Two more center priorities are educating medical workers nationwide on how to treat and interact with Pacific Islanders and teaching members of the islander communities about research.
It’s important to get the Marshallese community involved in promoting the center, said Dr. Sheldon Riklon. He is the University of Hawaii’s Department of Family Medicine and Community Health clerkship director and a frequent visitor to Arkansas. Riklon is one of two U.S.-trained Marshallese physicians. “The concept of Western research is taboo in the islands,” he said.
Riklon said having Marshallese community members visit their friends and neighbors shows its OK to participate. “It helps break down the barriers,” he said.
Anita Tomeing-Iban has lived in Springdale for 19 years and has diabetes. She said Marshallese people are reserved. “Distrust is part of our nature,” she said.
The idea is to learn best practices, a technique or methodology that through experience and research has proven to lead to the best result. Aitaoto said she worked on Pacific islands for 15 years and best practices there don’t exist such as care for cancer survivors. “We found there are a lot of survivors, but no plan to help them make a better life,” she said.

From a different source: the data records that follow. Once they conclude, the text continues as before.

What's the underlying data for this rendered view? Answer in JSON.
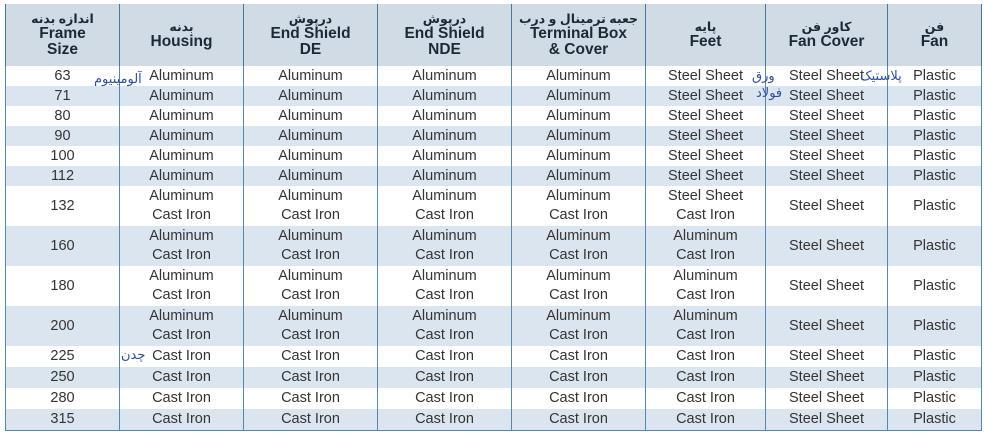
{
  "headers": [
    {
      "fa": "اندازه بدنه",
      "en1": "Frame",
      "en2": "Size"
    },
    {
      "fa": "بدنه",
      "en1": "Housing",
      "en2": ""
    },
    {
      "fa": "درپوش",
      "en1": "End Shield",
      "en2": "DE"
    },
    {
      "fa": "درپوش",
      "en1": "End Shield",
      "en2": "NDE"
    },
    {
      "fa": "جعبه ترمینال و درب",
      "en1": "Terminal Box",
      "en2": "& Cover"
    },
    {
      "fa": "پایه",
      "en1": "Feet",
      "en2": ""
    },
    {
      "fa": "کاور فن",
      "en1": "Fan Cover",
      "en2": ""
    },
    {
      "fa": "فن",
      "en1": "Fan",
      "en2": ""
    }
  ],
  "rows": [
    {
      "size": "63",
      "housing": [
        "Aluminum"
      ],
      "de": [
        "Aluminum"
      ],
      "nde": [
        "Aluminum"
      ],
      "tb": [
        "Aluminum"
      ],
      "feet": [
        "Steel Sheet"
      ],
      "cover": [
        "Steel Sheet"
      ],
      "fan": [
        "Plastic"
      ]
    },
    {
      "size": "71",
      "housing": [
        "Aluminum"
      ],
      "de": [
        "Aluminum"
      ],
      "nde": [
        "Aluminum"
      ],
      "tb": [
        "Aluminum"
      ],
      "feet": [
        "Steel Sheet"
      ],
      "cover": [
        "Steel Sheet"
      ],
      "fan": [
        "Plastic"
      ]
    },
    {
      "size": "80",
      "housing": [
        "Aluminum"
      ],
      "de": [
        "Aluminum"
      ],
      "nde": [
        "Aluminum"
      ],
      "tb": [
        "Aluminum"
      ],
      "feet": [
        "Steel Sheet"
      ],
      "cover": [
        "Steel Sheet"
      ],
      "fan": [
        "Plastic"
      ]
    },
    {
      "size": "90",
      "housing": [
        "Aluminum"
      ],
      "de": [
        "Aluminum"
      ],
      "nde": [
        "Aluminum"
      ],
      "tb": [
        "Aluminum"
      ],
      "feet": [
        "Steel Sheet"
      ],
      "cover": [
        "Steel Sheet"
      ],
      "fan": [
        "Plastic"
      ]
    },
    {
      "size": "100",
      "housing": [
        "Aluminum"
      ],
      "de": [
        "Aluminum"
      ],
      "nde": [
        "Aluminum"
      ],
      "tb": [
        "Aluminum"
      ],
      "feet": [
        "Steel Sheet"
      ],
      "cover": [
        "Steel Sheet"
      ],
      "fan": [
        "Plastic"
      ]
    },
    {
      "size": "112",
      "housing": [
        "Aluminum"
      ],
      "de": [
        "Aluminum"
      ],
      "nde": [
        "Aluminum"
      ],
      "tb": [
        "Aluminum"
      ],
      "feet": [
        "Steel Sheet"
      ],
      "cover": [
        "Steel Sheet"
      ],
      "fan": [
        "Plastic"
      ]
    },
    {
      "size": "132",
      "housing": [
        "Aluminum",
        "Cast Iron"
      ],
      "de": [
        "Aluminum",
        "Cast Iron"
      ],
      "nde": [
        "Aluminum",
        "Cast Iron"
      ],
      "tb": [
        "Aluminum",
        "Cast Iron"
      ],
      "feet": [
        "Steel Sheet",
        "Cast Iron"
      ],
      "cover": [
        "Steel Sheet"
      ],
      "fan": [
        "Plastic"
      ]
    },
    {
      "size": "160",
      "housing": [
        "Aluminum",
        "Cast Iron"
      ],
      "de": [
        "Aluminum",
        "Cast Iron"
      ],
      "nde": [
        "Aluminum",
        "Cast Iron"
      ],
      "tb": [
        "Aluminum",
        "Cast Iron"
      ],
      "feet": [
        "Aluminum",
        "Cast Iron"
      ],
      "cover": [
        "Steel Sheet"
      ],
      "fan": [
        "Plastic"
      ]
    },
    {
      "size": "180",
      "housing": [
        "Aluminum",
        "Cast Iron"
      ],
      "de": [
        "Aluminum",
        "Cast Iron"
      ],
      "nde": [
        "Aluminum",
        "Cast Iron"
      ],
      "tb": [
        "Aluminum",
        "Cast Iron"
      ],
      "feet": [
        "Aluminum",
        "Cast Iron"
      ],
      "cover": [
        "Steel Sheet"
      ],
      "fan": [
        "Plastic"
      ]
    },
    {
      "size": "200",
      "housing": [
        "Aluminum",
        "Cast Iron"
      ],
      "de": [
        "Aluminum",
        "Cast Iron"
      ],
      "nde": [
        "Aluminum",
        "Cast Iron"
      ],
      "tb": [
        "Aluminum",
        "Cast Iron"
      ],
      "feet": [
        "Aluminum",
        "Cast Iron"
      ],
      "cover": [
        "Steel Sheet"
      ],
      "fan": [
        "Plastic"
      ]
    },
    {
      "size": "225",
      "housing": [
        "Cast Iron"
      ],
      "de": [
        "Cast Iron"
      ],
      "nde": [
        "Cast Iron"
      ],
      "tb": [
        "Cast Iron"
      ],
      "feet": [
        "Cast Iron"
      ],
      "cover": [
        "Steel Sheet"
      ],
      "fan": [
        "Plastic"
      ]
    },
    {
      "size": "250",
      "housing": [
        "Cast Iron"
      ],
      "de": [
        "Cast Iron"
      ],
      "nde": [
        "Cast Iron"
      ],
      "tb": [
        "Cast Iron"
      ],
      "feet": [
        "Cast Iron"
      ],
      "cover": [
        "Steel Sheet"
      ],
      "fan": [
        "Plastic"
      ]
    },
    {
      "size": "280",
      "housing": [
        "Cast Iron"
      ],
      "de": [
        "Cast Iron"
      ],
      "nde": [
        "Cast Iron"
      ],
      "tb": [
        "Cast Iron"
      ],
      "feet": [
        "Cast Iron"
      ],
      "cover": [
        "Steel Sheet"
      ],
      "fan": [
        "Plastic"
      ]
    },
    {
      "size": "315",
      "housing": [
        "Cast Iron"
      ],
      "de": [
        "Cast Iron"
      ],
      "nde": [
        "Cast Iron"
      ],
      "tb": [
        "Cast Iron"
      ],
      "feet": [
        "Cast Iron"
      ],
      "cover": [
        "Steel Sheet"
      ],
      "fan": [
        "Plastic"
      ]
    }
  ],
  "annotations": {
    "aluminum_fa": "آلومینیوم",
    "sheet_fa_1": "ورق",
    "sheet_fa_2": "فولاد",
    "plastic_fa": "پلاستیک",
    "castiron_fa": "چدن"
  }
}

A group of eight people from the islands are traveling to Northwest Arkansas on Aug. 17 to learn about programs and will develop a plan to use back home for cancer survivors, she said.
The Center for Pacific Islander Health hopes to build on practices in use at the Community Clinic offices. Kathy Grisham, the clinic’s executive director, said its physicians train on working with the Marshallese patients, and she has five Marshallese employees. The nonprofit clinic has nine sites across Benton and Washington counties, including medical and dental clinics and school-based centers. Low-income patients can qualify for a sliding fee scale.
The Community Clinic saw 2,230 Marshallese patients last year, a 30 percent increase from the year before.
“It steadily grows every year, about 12-15 percent every year,” Grisham said. “I don’t think many other community members see a lot of Marshallese patients, but training will be great for our hospital workers,” she said.
Aitaoto said the center will work with people from beyond Arkansas’ borders. “To us, it is a broader plan and a lot of the things we are doing are innovative,” she said. “Programs and research are needed together and our programs are research.”